Magnifying glass lies on white keyboard on desk in office table showing detection-as-code for threat detection

Why Detection-As-Code Is the Future of Threat Detection

As security moves to the cloud, manual threat detection processes are unable to keep pace. This article will discuss how detection engineering can advance security operations just as DevOps improved the app development world. We’ll explore detection-as-code (DaC) and innumerate several compelling benefits of this trending approach to threat detection.

What is detection-as-code?

Detection-as-code is a systematic, flexible, and comprehensive approach to threat detection powered by software; the same way infrastructure as code (IaC) and configuration-as-code are about machine-readable definition files and descriptive models for composing infrastructure at scale.

It is a structured approach to analyzing security log data used to identify attacker behaviors. Using software engineering best practices to write expressive detections and automate responses, security teams can build scalable processes to identify sophisticated threats across rapidly expanding environments.

Done right, detection engineering — the set of practices and systems to deliver modern and effective threat detection — can advance security operations just as DevOps improved the app development world.

Similar to a change CI/CD workflow, a detection engineering workflow might include the following steps:

  • Observe a suspicious or malicious behavior
  • Model it in code
  • Write various test cases
  • Commit to version control
  • Deploy to staging, then production
  • Tune and update

You can see that the detection engineering CI/CD workflow is not so much about treating detections as code but about improving detection engineering to be an authentic engineering practice; one that is built on modern software development principles.

The concept of detection-as-code grew out of security’s need for automated, systematic, repeatable, predictable, and shareable approaches. It is essential because threat detection was not previously fully developed as a systematic discipline with effective automation and predictably good results.

Threat detection programs that are precisely adjusted for particular environments and systems have the most potent effect. By using detections as well-written code that can be tested, checked into source control, and code-reviewed by peers, security teams can produce higher-quality alerts that reduce burnout and quickly flag questionable activity.

What are the benefits of detection-as-code?

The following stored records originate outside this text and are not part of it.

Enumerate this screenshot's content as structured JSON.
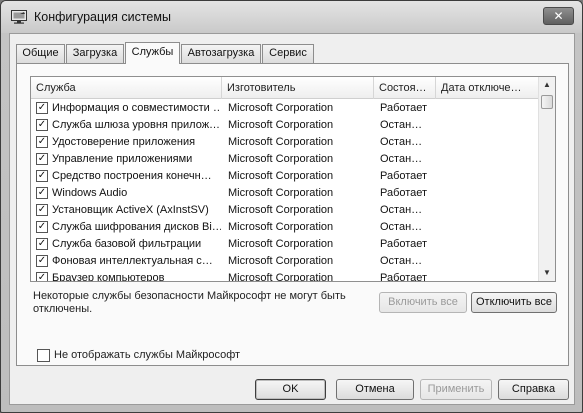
{
  "window": {
    "title": "Конфигурация системы",
    "close_glyph": "✕"
  },
  "tabs": [
    {
      "label": "Общие",
      "active": false
    },
    {
      "label": "Загрузка",
      "active": false
    },
    {
      "label": "Службы",
      "active": true
    },
    {
      "label": "Автозагрузка",
      "active": false
    },
    {
      "label": "Сервис",
      "active": false
    }
  ],
  "services_table": {
    "columns": [
      "Служба",
      "Изготовитель",
      "Состоя…",
      "Дата отключе…"
    ],
    "rows": [
      {
        "checked": true,
        "service": "Информация о совместимости …",
        "manufacturer": "Microsoft Corporation",
        "status": "Работает",
        "date_disabled": ""
      },
      {
        "checked": true,
        "service": "Служба шлюза уровня прилож…",
        "manufacturer": "Microsoft Corporation",
        "status": "Остан…",
        "date_disabled": ""
      },
      {
        "checked": true,
        "service": "Удостоверение приложения",
        "manufacturer": "Microsoft Corporation",
        "status": "Остан…",
        "date_disabled": ""
      },
      {
        "checked": true,
        "service": "Управление приложениями",
        "manufacturer": "Microsoft Corporation",
        "status": "Остан…",
        "date_disabled": ""
      },
      {
        "checked": true,
        "service": "Средство построения конечн…",
        "manufacturer": "Microsoft Corporation",
        "status": "Работает",
        "date_disabled": ""
      },
      {
        "checked": true,
        "service": "Windows Audio",
        "manufacturer": "Microsoft Corporation",
        "status": "Работает",
        "date_disabled": ""
      },
      {
        "checked": true,
        "service": "Установщик ActiveX (AxInstSV)",
        "manufacturer": "Microsoft Corporation",
        "status": "Остан…",
        "date_disabled": ""
      },
      {
        "checked": true,
        "service": "Служба шифрования дисков Bi…",
        "manufacturer": "Microsoft Corporation",
        "status": "Остан…",
        "date_disabled": ""
      },
      {
        "checked": true,
        "service": "Служба базовой фильтрации",
        "manufacturer": "Microsoft Corporation",
        "status": "Работает",
        "date_disabled": ""
      },
      {
        "checked": true,
        "service": "Фоновая интеллектуальная с…",
        "manufacturer": "Microsoft Corporation",
        "status": "Остан…",
        "date_disabled": ""
      },
      {
        "checked": true,
        "service": "Браузер компьютеров",
        "manufacturer": "Microsoft Corporation",
        "status": "Работает",
        "date_disabled": ""
      }
    ],
    "scroll_up_glyph": "▲",
    "scroll_down_glyph": "▼"
  },
  "security_note": "Некоторые службы безопасности Майкрософт не могут быть отключены.",
  "enable_all_label": "Включить все",
  "disable_all_label": "Отключить все",
  "hide_ms_services": {
    "label": "Не отображать службы Майкрософт",
    "checked": false
  },
  "dialog_buttons": {
    "ok": "OK",
    "cancel": "Отмена",
    "apply": "Применить",
    "help": "Справка"
  },
  "icons": {
    "title": "msconfig-icon",
    "checkbox_mark": "✓"
  }
}
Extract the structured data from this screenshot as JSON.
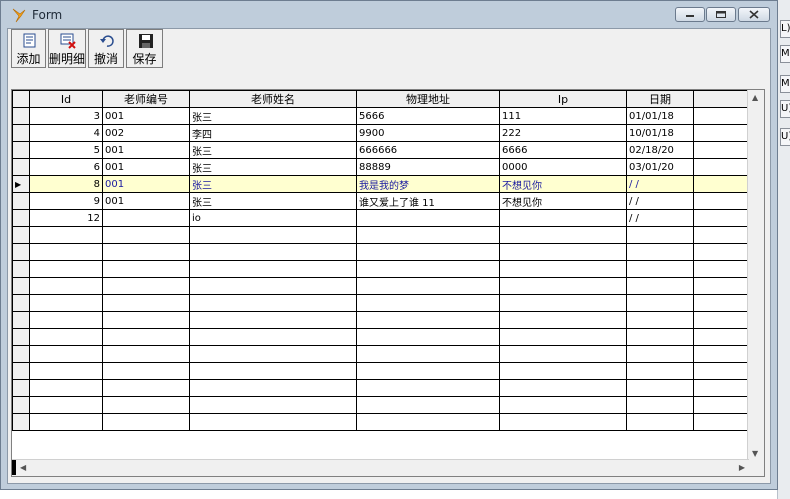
{
  "window": {
    "title": "Form"
  },
  "toolbar": {
    "add_label": "添加",
    "delete_label": "删明细",
    "undo_label": "撤消",
    "save_label": "保存"
  },
  "grid": {
    "columns": [
      "Id",
      "老师编号",
      "老师姓名",
      "物理地址",
      "Ip",
      "日期"
    ],
    "rows": [
      {
        "id": "3",
        "no": "001",
        "name": "张三",
        "addr": "5666",
        "ip": "111",
        "date": "01/01/18"
      },
      {
        "id": "4",
        "no": "002",
        "name": "李四",
        "addr": "9900",
        "ip": "222",
        "date": "10/01/18"
      },
      {
        "id": "5",
        "no": "001",
        "name": "张三",
        "addr": "666666",
        "ip": "6666",
        "date": "02/18/20"
      },
      {
        "id": "6",
        "no": "001",
        "name": "张三",
        "addr": "88889",
        "ip": "0000",
        "date": "03/01/20"
      },
      {
        "id": "8",
        "no": "001",
        "name": "张三",
        "addr": "我是我的梦",
        "ip": "不想见你",
        "date": "/  /"
      },
      {
        "id": "9",
        "no": "001",
        "name": "张三",
        "addr": "谁又爱上了谁 11",
        "ip": "不想见你",
        "date": "/  /"
      },
      {
        "id": "12",
        "no": "",
        "name": "io",
        "addr": "",
        "ip": "",
        "date": "/  /"
      }
    ]
  },
  "right_strip": {
    "tabs": [
      "L)",
      "M)",
      "M)",
      "U)",
      "U)"
    ]
  }
}
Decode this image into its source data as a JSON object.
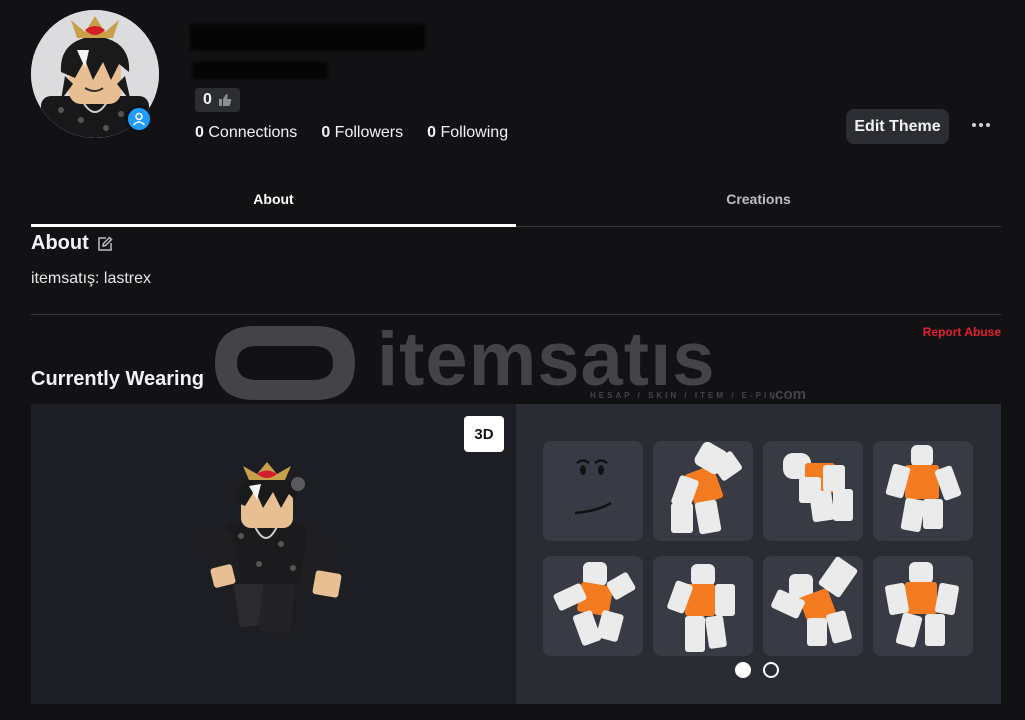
{
  "profile": {
    "likes_count": "0",
    "connections_count": "0",
    "connections_label": "Connections",
    "followers_count": "0",
    "followers_label": "Followers",
    "following_count": "0",
    "following_label": "Following",
    "edit_theme_label": "Edit Theme"
  },
  "tabs": [
    {
      "label": "About",
      "active": true
    },
    {
      "label": "Creations",
      "active": false
    }
  ],
  "about": {
    "title": "About",
    "text": "itemsatış: lastrex",
    "report_label": "Report Abuse"
  },
  "watermark": {
    "text": "itemsatıs",
    "subtitle": "HESAP / SKIN / ITEM / E-PIN",
    "suffix": ".com"
  },
  "wearing": {
    "title": "Currently Wearing",
    "view_toggle_label": "3D",
    "items": [
      {
        "icon": "face-icon"
      },
      {
        "icon": "animation-icon"
      },
      {
        "icon": "animation-icon"
      },
      {
        "icon": "animation-icon"
      },
      {
        "icon": "animation-icon"
      },
      {
        "icon": "animation-icon"
      },
      {
        "icon": "animation-icon"
      },
      {
        "icon": "animation-icon"
      }
    ],
    "pagination": {
      "pages": 2,
      "current": 1
    }
  },
  "colors": {
    "background": "#121215",
    "accent_report": "#e5202b",
    "badge_blue": "#1e9cff",
    "panel": "#2a2c33"
  }
}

The benefits of detection-as-code include the ability to:

  1. Build custom, flexible detections using a programming language
  2. Adopt a Test-Driven Development (TDD) approach
  3. Incorporate with version control systems
  4. Automate workflows
  5. Reuse code

Writing detections in a universally recognized, flexible, and expressive language like Python offers several advantages. Instead of using domain-specific languages with too many limitations, you can write more custom and complex detections to fit the precise needs of your enterprise. These language rules are also often more readable and easy to understand. This characteristic can be crucial as complexity increases.

An additional benefit of using expressive language is the ability to use a rich set of built-in or third-party libraries developed or familiar by security practitioners for communicating with APIs, which improves the effectiveness of the detection.

Quality assurance for detection code can illuminate detection blind spots, test for false positives, and promote detection efficacy. A TDD approach enables security teams to anticipate an attacker’s approach, document what they learn, and create a library of insights into the attacker’s strategy.

Over and above code correctness, a TDD approach improves the quality of detection code and enables more modular, extensible, and flexible detections. Engineers can easily modify their code without fear of breaking alerts or weakening security.

When writing or modifying detections, version control allows practitioners to revert to previous states swiftly. It also confirms that security teams are using the most updated detection. Additionally, version control can provide needed meaning for specific detections that trigger an alert or help identify changes in detections.

Over time, detections must change as new or additional data enters the system. Change control is an essential process to help teams adjust detections as needed. An effective change control process will also ensure that all changes are documented and reviewed.

Security teams that have been waiting to shift security left will benefit from a CI/CD pipeline. Starting security operations earlier in the delivery process helps to achieve these two goals:

  • Eliminate silos between teams that work together on a shared platform and code-review each other’s work.
  • Provide automated testing and delivery systems for your security detections. Security teams remain agile by focusing on building precision detections.

Finally, DaC promotes code reusability across broad sets of detections. As security detection engineers write detections over time, they start to identify patterns as they emerge. Engineers can reuse existing code to meet similar needs across different detections without starting completely over.

Reusability is an essential part of detection engineering that allows teams to share functions across different detections or change and adjust detections for particular use-cases.

Conclusion

Every environment is different, and as a result, requires a different set of techniques for detections. Detection engineers need to create custom-tailored rules to adequately test, version, and programmatically manage version control. The flexibility and robust nature of an expressive programming language enables security teams to detect either advanced or straightforward behaviors in addition to context fetching, enriching, and telling the whole story of what happened.

DaC enables engineers to write flexible detections and provides the ability to create detections specific to the organization. Practitioners can structure and normalize logs into a strict schema for SQL queries and perform power investigations against large volumes of security data.

Detection-as-code (DaC) can now take its rightful place alongside Infrastructure-as-code (IaC) in the emerging idea of Everything-as-code (EaC), where across each layer of the stack, everything is expressed with code.